Compte tenu de ces divers éléments, mais également de la douleur ressentie par M. [F], et sans qu'il soit besoin de recourir à une nouvelle mesure de consultation d'expertise, il y a lieu de considérer le taux de 5 % comme étant conforme au tableau des séquelles et au barème indicatif d'invalidité.
Le jugement entrepris sera donc confirmé sur ce point.
Sur les mesures accessoires :
Eu égard aux circonstances de l'espèce, il n'y a pas lieu de faire application de l'article 700 du code de procédure civile.
Aux termes de l'article 696 du code de procédure civile, la partie perdante est condamnée aux dépens, à moins que le juge, par décision motivée, n'en mette la totalité ou une fraction à la charge d'une autre partie.
En application de cet article, M. [F], qui succombe, sera condamné aux entiers dépens.
Enfin, il y a lieu d'observer que le jugement entrepris a mis les frais de consultation à la charge de la CPAM alors qu'ils auraient dû être mis à la charge de la Caisse nationale d'assurance-maladie.

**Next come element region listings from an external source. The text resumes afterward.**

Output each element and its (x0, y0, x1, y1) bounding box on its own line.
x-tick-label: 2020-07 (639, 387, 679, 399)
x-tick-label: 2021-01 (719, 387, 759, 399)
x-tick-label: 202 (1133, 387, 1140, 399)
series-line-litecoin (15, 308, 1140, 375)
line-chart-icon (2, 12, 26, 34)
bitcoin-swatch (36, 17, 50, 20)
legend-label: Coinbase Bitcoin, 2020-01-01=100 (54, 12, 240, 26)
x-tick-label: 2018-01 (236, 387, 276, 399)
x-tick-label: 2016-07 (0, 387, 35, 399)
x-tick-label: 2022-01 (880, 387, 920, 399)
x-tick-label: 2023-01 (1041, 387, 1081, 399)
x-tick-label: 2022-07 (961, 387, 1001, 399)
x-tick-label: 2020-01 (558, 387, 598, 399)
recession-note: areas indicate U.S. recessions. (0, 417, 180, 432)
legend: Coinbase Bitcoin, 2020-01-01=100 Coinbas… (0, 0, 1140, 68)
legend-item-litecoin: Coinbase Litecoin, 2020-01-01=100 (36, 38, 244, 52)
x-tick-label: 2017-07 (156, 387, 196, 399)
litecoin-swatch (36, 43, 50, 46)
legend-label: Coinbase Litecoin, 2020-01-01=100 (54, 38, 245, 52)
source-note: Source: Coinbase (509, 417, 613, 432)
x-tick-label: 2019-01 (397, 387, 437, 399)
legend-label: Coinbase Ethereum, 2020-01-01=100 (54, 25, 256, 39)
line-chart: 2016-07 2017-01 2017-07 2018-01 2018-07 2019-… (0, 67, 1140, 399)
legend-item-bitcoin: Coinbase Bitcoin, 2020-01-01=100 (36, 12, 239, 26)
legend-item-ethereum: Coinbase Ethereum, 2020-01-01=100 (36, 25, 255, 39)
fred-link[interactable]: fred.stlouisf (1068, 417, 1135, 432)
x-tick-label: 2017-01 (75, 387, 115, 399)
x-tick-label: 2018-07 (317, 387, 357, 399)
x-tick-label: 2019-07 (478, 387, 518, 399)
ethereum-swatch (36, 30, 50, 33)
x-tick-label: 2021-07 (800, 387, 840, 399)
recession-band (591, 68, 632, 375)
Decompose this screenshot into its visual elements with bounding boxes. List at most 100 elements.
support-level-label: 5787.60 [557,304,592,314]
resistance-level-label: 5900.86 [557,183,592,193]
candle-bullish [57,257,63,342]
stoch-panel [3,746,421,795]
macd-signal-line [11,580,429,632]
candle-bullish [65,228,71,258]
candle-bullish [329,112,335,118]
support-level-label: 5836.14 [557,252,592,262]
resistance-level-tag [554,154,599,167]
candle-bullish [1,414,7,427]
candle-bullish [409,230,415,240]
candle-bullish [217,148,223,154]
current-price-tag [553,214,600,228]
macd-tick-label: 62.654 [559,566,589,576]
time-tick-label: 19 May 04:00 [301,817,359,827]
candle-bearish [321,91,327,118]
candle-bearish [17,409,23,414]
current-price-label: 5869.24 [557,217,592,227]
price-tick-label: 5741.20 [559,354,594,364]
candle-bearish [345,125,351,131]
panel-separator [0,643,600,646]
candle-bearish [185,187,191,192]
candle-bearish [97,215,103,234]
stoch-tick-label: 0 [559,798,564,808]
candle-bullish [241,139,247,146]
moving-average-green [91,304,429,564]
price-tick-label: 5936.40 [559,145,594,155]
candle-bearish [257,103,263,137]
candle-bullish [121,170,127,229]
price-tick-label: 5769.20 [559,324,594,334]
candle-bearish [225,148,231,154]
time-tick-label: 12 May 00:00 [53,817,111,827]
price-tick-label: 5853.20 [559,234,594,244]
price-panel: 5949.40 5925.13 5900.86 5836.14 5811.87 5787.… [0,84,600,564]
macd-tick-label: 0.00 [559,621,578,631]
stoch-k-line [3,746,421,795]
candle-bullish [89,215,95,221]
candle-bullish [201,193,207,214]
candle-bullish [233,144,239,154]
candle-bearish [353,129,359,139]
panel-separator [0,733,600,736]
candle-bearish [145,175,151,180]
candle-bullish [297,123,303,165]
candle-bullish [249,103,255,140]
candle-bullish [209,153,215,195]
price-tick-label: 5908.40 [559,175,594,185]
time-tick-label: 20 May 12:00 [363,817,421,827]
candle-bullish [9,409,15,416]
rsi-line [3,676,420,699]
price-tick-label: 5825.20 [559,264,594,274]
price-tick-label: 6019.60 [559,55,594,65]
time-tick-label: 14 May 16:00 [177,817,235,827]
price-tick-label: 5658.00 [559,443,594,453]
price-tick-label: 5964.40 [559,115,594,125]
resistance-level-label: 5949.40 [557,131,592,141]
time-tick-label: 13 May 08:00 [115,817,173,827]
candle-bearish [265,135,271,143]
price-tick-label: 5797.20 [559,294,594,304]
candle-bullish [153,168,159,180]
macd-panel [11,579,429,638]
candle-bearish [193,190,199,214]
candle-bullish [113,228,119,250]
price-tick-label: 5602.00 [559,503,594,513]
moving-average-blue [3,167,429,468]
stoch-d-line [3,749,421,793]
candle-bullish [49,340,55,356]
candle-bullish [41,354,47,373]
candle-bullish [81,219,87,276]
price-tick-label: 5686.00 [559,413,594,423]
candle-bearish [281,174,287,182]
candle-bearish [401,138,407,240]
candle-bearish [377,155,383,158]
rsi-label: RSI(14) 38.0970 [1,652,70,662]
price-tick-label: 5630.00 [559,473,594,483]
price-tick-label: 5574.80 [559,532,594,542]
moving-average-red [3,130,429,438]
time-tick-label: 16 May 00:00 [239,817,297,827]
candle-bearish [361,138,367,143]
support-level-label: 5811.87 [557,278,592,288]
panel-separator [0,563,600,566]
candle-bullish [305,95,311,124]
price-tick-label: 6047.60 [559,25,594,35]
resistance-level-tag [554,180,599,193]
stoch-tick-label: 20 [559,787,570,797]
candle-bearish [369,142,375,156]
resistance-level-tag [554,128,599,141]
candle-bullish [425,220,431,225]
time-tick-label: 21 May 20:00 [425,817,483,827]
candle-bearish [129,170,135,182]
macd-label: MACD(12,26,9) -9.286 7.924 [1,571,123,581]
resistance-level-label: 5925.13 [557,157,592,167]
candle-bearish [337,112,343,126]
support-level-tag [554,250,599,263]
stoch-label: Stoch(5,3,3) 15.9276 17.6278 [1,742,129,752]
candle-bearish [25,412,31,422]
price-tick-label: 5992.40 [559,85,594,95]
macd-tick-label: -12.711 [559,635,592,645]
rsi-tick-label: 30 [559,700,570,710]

Il convient de le rectifier de ce chef et de mettre les frais de consultation à hauteur d'appel à la charge de la Caisse nationale d'assurance-maladie également.
PAR CES MOTIFS
La cour, statuant publiquement par arrêt mis à disposition au greffe, contradictoirement et en dernier ressort :
- Dit n'y avoir lieu à nouvelle mesure d'investigation d'ordre médical,
- Confirme le jugement entrepris en toutes ses dispositions, sauf en ce qu'il a mis les frais de consultation médicale à la charge de la CPAM,
- Statuant à nouveau de ce chef, dit que les frais de consultation médicale de première instance sont mis à la charge de la Caisse nationale d'assurance-maladie,
- Dit que les frais de consultation médicale à hauteur d'appel incombent à la Caisse nationale d'assurance-maladie,
- Condamne M. [F] aux dépens,
- Dit n'y avoir lieu à application de l'article 700 du code de procédure civile.